Quality of life is “the individuals perception of their position in life in the context of the culture and value systems in which they live and in relation to their goals, expectations, standards and concerns” [10], as defined by The World Health Organization Quality of Life assessment (WHOQOL), a position paper from the World Health Organization, 1995. It takes into consideration aspects of life, such as: general life satisfaction, feeling of well-being, economic situation, health, and social and/or spiritual state of the individual [10,19]. Assessments of quality of life in a pathological population include questions about symptom severity, daily functioning, and other subjective well-being dimensions to fully evaluate a patient’s overall condition [20,21]. Depressive disorders negatively influence quality of life [10,22] and health-related quality of life [4,23]. In a +60 years old population, a relationship between depression and poorer quality of life has been proven in aged adults in both clinical and community settings [10].
An association between the development of depressive disorder and an increase in body weight has been observed [24,25]. In adults and aged adults, obesity and being overweight increased the risk of onset of depression [24]. Baseline depressive disorder or depressive symptoms did not predict overweight over time, but patients with depression had increased odds of developing obesity [24]. These changes in the patients’ body weight could be explained by some conducts that are typical in depression, such as increased sleepiness and appetite, which have more prevalence between women and depression [25,26]).
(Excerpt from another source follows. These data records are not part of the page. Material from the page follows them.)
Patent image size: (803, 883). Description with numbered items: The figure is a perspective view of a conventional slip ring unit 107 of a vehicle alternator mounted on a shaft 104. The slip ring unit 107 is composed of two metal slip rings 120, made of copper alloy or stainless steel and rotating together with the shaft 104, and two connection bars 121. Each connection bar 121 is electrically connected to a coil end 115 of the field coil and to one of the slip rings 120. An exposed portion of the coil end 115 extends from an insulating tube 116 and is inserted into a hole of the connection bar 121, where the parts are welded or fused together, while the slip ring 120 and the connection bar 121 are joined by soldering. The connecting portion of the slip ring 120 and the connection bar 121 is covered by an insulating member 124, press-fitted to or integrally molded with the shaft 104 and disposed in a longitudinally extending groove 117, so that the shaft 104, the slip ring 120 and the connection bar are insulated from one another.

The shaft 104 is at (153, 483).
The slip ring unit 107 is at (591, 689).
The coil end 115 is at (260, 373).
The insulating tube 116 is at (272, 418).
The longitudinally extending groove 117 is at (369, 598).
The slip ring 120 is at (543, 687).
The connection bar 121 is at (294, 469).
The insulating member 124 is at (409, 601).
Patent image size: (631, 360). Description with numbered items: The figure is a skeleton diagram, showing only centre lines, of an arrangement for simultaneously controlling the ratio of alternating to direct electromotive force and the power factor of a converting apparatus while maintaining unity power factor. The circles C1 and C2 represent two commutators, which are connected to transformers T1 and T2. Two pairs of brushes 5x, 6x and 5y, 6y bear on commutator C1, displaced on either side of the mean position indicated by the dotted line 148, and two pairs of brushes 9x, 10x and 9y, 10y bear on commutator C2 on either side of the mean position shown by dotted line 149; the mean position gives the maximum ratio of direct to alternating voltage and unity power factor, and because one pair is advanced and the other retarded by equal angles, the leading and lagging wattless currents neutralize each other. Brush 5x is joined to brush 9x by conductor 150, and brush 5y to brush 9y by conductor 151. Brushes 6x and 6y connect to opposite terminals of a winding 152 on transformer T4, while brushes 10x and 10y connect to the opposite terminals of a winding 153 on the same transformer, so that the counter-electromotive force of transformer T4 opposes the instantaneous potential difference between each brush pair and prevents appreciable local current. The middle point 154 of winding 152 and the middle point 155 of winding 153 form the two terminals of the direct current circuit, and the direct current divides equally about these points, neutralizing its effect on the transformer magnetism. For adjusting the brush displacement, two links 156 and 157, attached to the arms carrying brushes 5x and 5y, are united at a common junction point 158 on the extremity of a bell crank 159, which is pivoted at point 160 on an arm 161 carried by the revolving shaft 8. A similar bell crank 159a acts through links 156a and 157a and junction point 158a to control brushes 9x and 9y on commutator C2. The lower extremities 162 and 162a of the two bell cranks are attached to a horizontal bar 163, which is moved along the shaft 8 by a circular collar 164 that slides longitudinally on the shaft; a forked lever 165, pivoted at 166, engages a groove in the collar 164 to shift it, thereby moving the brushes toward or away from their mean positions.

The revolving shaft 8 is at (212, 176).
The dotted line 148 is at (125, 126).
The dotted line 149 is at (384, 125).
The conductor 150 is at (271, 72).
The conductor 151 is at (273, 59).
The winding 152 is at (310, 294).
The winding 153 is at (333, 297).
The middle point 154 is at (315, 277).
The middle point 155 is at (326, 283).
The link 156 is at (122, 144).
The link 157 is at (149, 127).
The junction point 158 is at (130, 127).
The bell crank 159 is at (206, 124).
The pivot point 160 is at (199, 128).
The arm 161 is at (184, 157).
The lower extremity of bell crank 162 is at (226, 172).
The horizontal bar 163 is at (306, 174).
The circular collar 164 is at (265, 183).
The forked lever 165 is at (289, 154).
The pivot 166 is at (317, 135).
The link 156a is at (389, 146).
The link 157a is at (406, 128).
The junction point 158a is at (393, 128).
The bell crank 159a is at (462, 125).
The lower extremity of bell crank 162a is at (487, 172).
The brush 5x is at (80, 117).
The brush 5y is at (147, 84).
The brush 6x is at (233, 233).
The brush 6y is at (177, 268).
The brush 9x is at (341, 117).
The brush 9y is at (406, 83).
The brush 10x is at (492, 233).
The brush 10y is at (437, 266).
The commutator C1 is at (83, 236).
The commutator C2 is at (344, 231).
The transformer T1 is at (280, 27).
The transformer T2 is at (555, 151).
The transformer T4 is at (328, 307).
This also happens the other way around; being overweight or obese is associated with greater chances of developing depression, which seems to be occasioned by a poorer self-image and lower self-esteem levels due to the weight stigma in today’s society [25,27].
Poor physical performance is a predictor of future onset of depression in elderly adults [28,29,30]. It seems that subjects with poorer performance in balance, gait speed, and strength have greater probabilities of suffering depressive disorders in the future [30]. Depressive symptoms are suggested to be predictors of lower physical performance [31]. It has also being observed that physical activity protects against the emergence of depression regardless of age and geographical region [32,33]. Some motor abnormalities have been observed in older adults with depression; worse balance and slower gait were reported in patients with depressive symptoms [34,35]. Older adults with depression had a greater fear of falling compared to non-depressive adults [36].
The Timed-Up and Go (TUG) test is a quick and straightforward clinical method for the assessment of lower extremity function, mobility, and fall risk [37]. It examines a patient’s ability to ambulate, perform turns, and sit [38]. A deficit in these activities may have an impact on the patient´s life participation [38]. The test consists in rising from a standard armless chair, walking to a line on the floor 3 m away, turning, returning, and sitting down again [39]. The TUG performance is determined by multiple cognitive domains, such as attention, memory, visual spatial ability, and executive functions [40]. The TUG is a simple task, but it requires the integration of many systems; as such, in older adults, especially those with cognitive impairment, it could be considered a complex task [41]. These tests have the ability to classify patients on the basis of residential status [42], falls [43], and mortality [44].
This work aims to study the association between agility, hrqol state and anthropometric and depression state in older adult women with depression.

2. Materials and Methods

2.1. Study Design

A descriptive cross-sectional design was conducted in order to analyze the relationship between the Timed Up and Go test (TUG), EuroQol five-dimensional three-level version (EQ-5D-3L), anthropometric characteristics, and the Geriatric Depression Scale (GDS) in physically active old women with depression.
The study protocol was approved by the Bioethics and Biosafety Committee of the University of Extremadura, according to the Declaration of Helsinki ethical standards, and the national legislation on bioethics, biomedical research, sample confidentiality, and data protection (117/2021).
Participants were informed about the procedures, and signed an informed consent form before the beginning of the study.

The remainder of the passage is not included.